Kein Alkoholeinfluss – aber Fahrtauglichkeitsprüfung
Hinweise auf Alkoholeinfluss ergaben sich nach bisherigen Erkenntnissen nicht. Stattdessen prüfen die Behörden nun, ob der 85-Jährige weiterhin fahrtauglich ist. Das Ergebnis dieser Überprüfung wird darüber entscheiden, ob er seinen Führerschein zurückerhält. Bei dem Fahrzeug handelte es sich um einen Oldtimer, der laut vorliegenden Bildern vermutlich ein Ford-Modell aus der Vorkriegszeit ist.
Ob der Mann diesen weiterhin fahren darf, hängt ebenfalls von der Entscheidung zur Fahrerlaubnis ab. Die Behörden betonen, dass auch wenn es – etwa in Deutschland – keine festgelegte Mindestgeschwindigkeit auf Autobahnen gibt, Fahrzeuge dort nur unterwegs sein dürfen, wenn sie bauartbedingt mindestens 60 km/h erreichen können.
Verkehrsfluss darf nicht behindert werden
Zudem ist es untersagt, ohne triftigen Grund so langsam zu fahren, dass der Verkehrsfluss behindert wird. In solchen Fällen drohen Verwarnungen oder eine Mithaftung bei Unfällen.
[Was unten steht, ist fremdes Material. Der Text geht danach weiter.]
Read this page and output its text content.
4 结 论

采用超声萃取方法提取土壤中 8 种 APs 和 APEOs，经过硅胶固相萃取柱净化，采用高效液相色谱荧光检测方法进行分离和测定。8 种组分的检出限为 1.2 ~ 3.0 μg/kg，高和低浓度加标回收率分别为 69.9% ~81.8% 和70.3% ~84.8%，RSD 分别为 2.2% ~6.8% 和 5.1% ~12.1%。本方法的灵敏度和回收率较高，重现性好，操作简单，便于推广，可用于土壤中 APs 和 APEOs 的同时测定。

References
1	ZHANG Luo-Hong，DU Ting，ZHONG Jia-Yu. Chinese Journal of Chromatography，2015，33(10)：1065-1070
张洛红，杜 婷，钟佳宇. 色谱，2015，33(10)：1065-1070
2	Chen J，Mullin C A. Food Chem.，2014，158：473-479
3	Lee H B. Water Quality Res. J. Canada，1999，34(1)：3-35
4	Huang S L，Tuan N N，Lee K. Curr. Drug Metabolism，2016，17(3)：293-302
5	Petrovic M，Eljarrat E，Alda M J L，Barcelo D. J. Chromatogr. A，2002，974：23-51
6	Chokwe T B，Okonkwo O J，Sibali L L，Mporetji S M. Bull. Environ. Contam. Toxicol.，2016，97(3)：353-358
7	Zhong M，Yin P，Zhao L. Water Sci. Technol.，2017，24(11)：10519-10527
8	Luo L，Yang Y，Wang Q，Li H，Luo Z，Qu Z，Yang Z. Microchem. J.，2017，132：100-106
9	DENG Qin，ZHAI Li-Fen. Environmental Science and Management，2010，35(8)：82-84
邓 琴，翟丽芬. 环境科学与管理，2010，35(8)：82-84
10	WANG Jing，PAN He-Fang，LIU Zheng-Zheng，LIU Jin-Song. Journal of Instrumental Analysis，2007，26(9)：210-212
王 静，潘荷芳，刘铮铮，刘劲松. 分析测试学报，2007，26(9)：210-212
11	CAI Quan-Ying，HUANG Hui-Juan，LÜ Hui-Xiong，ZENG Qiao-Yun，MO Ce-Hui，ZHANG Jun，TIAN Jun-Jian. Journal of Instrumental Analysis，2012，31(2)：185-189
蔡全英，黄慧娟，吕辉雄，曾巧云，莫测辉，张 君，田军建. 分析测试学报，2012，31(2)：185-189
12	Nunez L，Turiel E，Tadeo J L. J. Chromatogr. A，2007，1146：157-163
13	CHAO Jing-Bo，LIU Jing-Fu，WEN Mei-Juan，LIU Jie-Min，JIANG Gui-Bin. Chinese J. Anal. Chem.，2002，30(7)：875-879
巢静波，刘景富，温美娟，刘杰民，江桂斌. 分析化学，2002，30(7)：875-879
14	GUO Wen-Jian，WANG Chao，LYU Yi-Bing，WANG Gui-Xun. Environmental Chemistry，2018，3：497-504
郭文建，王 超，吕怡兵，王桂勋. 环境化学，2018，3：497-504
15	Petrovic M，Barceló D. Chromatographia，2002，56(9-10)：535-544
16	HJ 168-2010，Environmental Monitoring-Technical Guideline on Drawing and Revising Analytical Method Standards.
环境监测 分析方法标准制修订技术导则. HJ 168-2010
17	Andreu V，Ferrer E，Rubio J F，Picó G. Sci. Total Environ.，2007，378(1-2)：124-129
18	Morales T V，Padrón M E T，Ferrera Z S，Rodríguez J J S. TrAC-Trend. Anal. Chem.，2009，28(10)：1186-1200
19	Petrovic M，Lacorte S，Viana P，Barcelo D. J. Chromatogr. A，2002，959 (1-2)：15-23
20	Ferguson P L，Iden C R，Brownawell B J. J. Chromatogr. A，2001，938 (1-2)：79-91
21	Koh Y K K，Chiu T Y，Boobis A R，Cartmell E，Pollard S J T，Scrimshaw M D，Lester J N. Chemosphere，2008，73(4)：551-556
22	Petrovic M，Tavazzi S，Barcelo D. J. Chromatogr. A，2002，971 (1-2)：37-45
Der Fall des niederländischen Seniors zeigt deutlich, dass Verkehrssicherheit nicht nur von der Geschwindigkeit, sondern auch von der Fahrweise abhängt.
Alt ist nicht gleich alt: Viele Senioren fahren gut Auto, doch bei unsicherem Verhalten müssen die Behörden eingreifen, um andere Verkehrsteilnehmer zu schützen. Die nun anstehende Fahrtauglichkeitsprüfung wird zeigen, ob der 85-Jährige künftig wieder hinter dem Steuer sitzen darf.